Despite these introductory clauses' insistence on the totalizable, and hence localizable, body of infantile sexuality, and the promise of tangible location in the verb “lies,” the actual place of this sexuality is constantly shifting: a “movement” rather than a space. Furthermore, the movement of sexuality is itself split four ways: deflecting instinct, metaphorizing that instinct's aim, displacing and internalizing its object, and concentrating its source. In this way, the sentence enacts the very gesture the introductory material seems to warn its readers against: a notion of the sexuality of infants as fragmented and impossible to locate. By forcing the two polarities into conjunction, the sentence functions to undermine both to the same extent, thereby uniting the seeming contradiction into a both/and scenario: human infant sexuality is both entire (and entirely localizable) and also fundamentally fragmentary.
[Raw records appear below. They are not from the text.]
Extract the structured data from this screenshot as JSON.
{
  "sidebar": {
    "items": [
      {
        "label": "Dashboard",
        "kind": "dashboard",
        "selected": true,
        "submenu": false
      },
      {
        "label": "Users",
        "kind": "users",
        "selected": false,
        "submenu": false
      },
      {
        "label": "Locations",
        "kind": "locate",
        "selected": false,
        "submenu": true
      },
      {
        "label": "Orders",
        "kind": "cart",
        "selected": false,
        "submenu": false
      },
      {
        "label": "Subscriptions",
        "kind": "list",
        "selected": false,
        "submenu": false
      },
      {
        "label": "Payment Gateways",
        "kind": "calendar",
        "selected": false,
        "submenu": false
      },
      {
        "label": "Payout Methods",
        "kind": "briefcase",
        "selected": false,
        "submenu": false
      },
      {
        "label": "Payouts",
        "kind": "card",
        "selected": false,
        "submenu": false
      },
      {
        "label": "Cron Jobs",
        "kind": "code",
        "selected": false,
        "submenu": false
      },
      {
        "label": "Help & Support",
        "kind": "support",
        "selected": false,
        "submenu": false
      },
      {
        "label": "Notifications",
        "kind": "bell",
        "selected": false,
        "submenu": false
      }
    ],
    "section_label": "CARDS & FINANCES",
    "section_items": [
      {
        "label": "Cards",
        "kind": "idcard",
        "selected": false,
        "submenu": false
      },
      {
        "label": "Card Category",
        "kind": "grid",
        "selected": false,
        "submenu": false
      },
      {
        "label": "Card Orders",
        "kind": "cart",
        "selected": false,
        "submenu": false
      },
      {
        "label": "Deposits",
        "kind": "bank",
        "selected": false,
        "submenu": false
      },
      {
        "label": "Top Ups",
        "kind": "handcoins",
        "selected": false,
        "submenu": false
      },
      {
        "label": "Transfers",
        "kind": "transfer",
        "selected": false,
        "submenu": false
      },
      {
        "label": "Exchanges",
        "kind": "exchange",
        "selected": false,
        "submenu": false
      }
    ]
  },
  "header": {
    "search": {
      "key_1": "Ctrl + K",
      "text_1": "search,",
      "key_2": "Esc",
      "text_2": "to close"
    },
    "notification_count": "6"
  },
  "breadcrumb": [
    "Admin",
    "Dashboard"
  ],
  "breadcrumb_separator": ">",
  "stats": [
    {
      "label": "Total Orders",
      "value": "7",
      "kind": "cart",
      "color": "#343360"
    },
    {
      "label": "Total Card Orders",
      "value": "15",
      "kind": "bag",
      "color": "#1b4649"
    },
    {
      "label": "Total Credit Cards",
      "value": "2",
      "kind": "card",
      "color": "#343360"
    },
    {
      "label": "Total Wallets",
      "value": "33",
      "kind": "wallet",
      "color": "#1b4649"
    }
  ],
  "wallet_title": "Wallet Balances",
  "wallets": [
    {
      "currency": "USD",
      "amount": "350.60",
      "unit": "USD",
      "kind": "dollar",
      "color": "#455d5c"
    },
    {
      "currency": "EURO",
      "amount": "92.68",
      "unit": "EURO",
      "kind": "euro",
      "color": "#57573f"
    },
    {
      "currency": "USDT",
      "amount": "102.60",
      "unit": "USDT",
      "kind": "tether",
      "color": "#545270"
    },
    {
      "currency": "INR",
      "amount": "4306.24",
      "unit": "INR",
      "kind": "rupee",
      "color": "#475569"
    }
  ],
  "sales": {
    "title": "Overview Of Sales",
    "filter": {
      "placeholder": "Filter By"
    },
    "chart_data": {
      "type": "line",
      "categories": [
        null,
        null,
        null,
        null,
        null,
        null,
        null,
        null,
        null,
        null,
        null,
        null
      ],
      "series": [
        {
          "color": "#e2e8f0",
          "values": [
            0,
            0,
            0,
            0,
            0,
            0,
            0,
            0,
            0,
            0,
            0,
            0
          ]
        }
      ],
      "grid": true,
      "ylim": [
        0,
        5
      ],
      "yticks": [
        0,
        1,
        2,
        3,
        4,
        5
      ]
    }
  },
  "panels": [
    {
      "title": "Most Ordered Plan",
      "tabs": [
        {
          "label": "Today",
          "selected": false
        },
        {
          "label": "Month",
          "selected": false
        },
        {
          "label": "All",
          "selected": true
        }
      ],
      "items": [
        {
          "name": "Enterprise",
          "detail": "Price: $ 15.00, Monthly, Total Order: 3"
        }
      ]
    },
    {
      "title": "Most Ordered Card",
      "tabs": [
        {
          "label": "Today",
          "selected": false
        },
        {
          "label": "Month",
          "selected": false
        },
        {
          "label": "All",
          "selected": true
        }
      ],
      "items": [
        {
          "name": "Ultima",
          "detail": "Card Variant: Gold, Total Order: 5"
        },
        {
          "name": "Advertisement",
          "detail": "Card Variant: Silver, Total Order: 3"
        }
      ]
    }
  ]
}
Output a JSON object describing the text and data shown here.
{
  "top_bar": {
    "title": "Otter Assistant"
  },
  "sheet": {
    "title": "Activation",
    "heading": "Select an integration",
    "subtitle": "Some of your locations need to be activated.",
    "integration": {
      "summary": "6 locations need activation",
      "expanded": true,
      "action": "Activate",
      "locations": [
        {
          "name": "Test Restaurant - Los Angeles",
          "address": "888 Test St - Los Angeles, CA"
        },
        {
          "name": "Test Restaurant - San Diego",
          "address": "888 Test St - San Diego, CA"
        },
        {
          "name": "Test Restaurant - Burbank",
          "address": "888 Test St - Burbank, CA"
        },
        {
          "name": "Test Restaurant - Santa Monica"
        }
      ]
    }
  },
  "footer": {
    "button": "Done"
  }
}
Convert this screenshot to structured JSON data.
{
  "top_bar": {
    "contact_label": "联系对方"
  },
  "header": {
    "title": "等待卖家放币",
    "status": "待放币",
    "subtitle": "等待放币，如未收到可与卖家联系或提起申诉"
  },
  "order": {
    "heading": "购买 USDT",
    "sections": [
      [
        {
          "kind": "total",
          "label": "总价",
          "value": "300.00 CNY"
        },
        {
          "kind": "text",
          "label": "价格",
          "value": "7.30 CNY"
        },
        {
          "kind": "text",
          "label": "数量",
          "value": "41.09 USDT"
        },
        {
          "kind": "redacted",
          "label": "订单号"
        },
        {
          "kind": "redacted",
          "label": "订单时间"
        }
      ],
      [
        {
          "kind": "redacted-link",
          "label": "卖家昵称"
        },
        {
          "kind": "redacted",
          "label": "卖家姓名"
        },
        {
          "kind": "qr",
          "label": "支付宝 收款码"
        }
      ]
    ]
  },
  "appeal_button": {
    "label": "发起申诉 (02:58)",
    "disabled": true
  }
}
If the sentence as a whole enacts the tension between oppositions which is the hallmark of Laplanche's project, on a still-smaller scale the verb phrases themselves have a similar aim. The first, which asserts that the movement of infantile sexuality is to deflect, contains the suggestion of angled motion away from a linear process of the instinct. This stands in distinction to the teleological impetus of the “aim” which is metaphorized in the second clause, making the instinct paradoxically both primarily direct and tangential. Within the third clause, similarly, the infant's sexuality is characterized as constitutively both displacing and internalizing its object. The spatiality of this conjunction likewise seems impossible, as displacement suggests a removal to an alien location, while internalization suggests an intensity of intimacy seemingly more directly relevant to sexuality. The tension in the seemingly-impossible simultaneity of extrinsic and intrinsic motion is undergirded by the suggestion that one of the constitutive movements of infantile sexuality is that of feeding, in which activity the child does, quite literally, displace the milk from the breast or bottle and physically internalize it within his own body in a motion which requires the regulatory functions of the sphincter and hence actualizes this area into an erotogenic zone. Within the sentence, the phrase “erotogenic zone” itself comes at end of a series of narrowing clauses, from the main verb “lies” to its prepositional complement, then to the restrictive clause with its four subordinate clauses within it, the fourth of which includes a prepositional phrase where “minimal zone” is the object of the preposition, finally concluding with the clarificatory appositive “erotogenic zone.” In this schematic, then, the sentence as a whole actualizes the process of childhood sexuality as the perversion which subsumes the rule, narrowing from its undifferentiated entirety to the specificity of the erotogenic zone in a figure that mirrors the motion of the sphincter.

1 comment:

  1. I'm not quite sure what you mean by "the limit case through which the role of the perverted can be explored in the lack of a sexual instinct which perversion itself instantiates". It is a moment that encapsulates how your reading of this sentence avoids the very graceful and attentive opening up of the text of which you have demonstrated regularly that you are capable. Are the "introductory clauses" really introductory or clauses? Are they not just two prepositional phrases modifying the subject of the sentence, rather than introduction information about the sentence as a whole? Moreover, what are we to make of the list structure of the subordinate clause that describes all the things the "movement" does. I'm curious what you make of this "movement," finally. It appears on a page where in the previous paragraph the same word had described Freud's thought, rather than a process of childhood development. It's a sufficiently vague word that it could cover a multitude of sins, but it's distinguishing a dynamic model from a static one in important ways.

    Once you've drafted your reading register, go back over your writing closely with a fine-toothed comb and disentangle some of your more compound thoughts. I think you'll find there's quite a lot that could be teased out most productively if you don't worry so much about the end point (other than to raise your eyes above the horizon of the text's summary).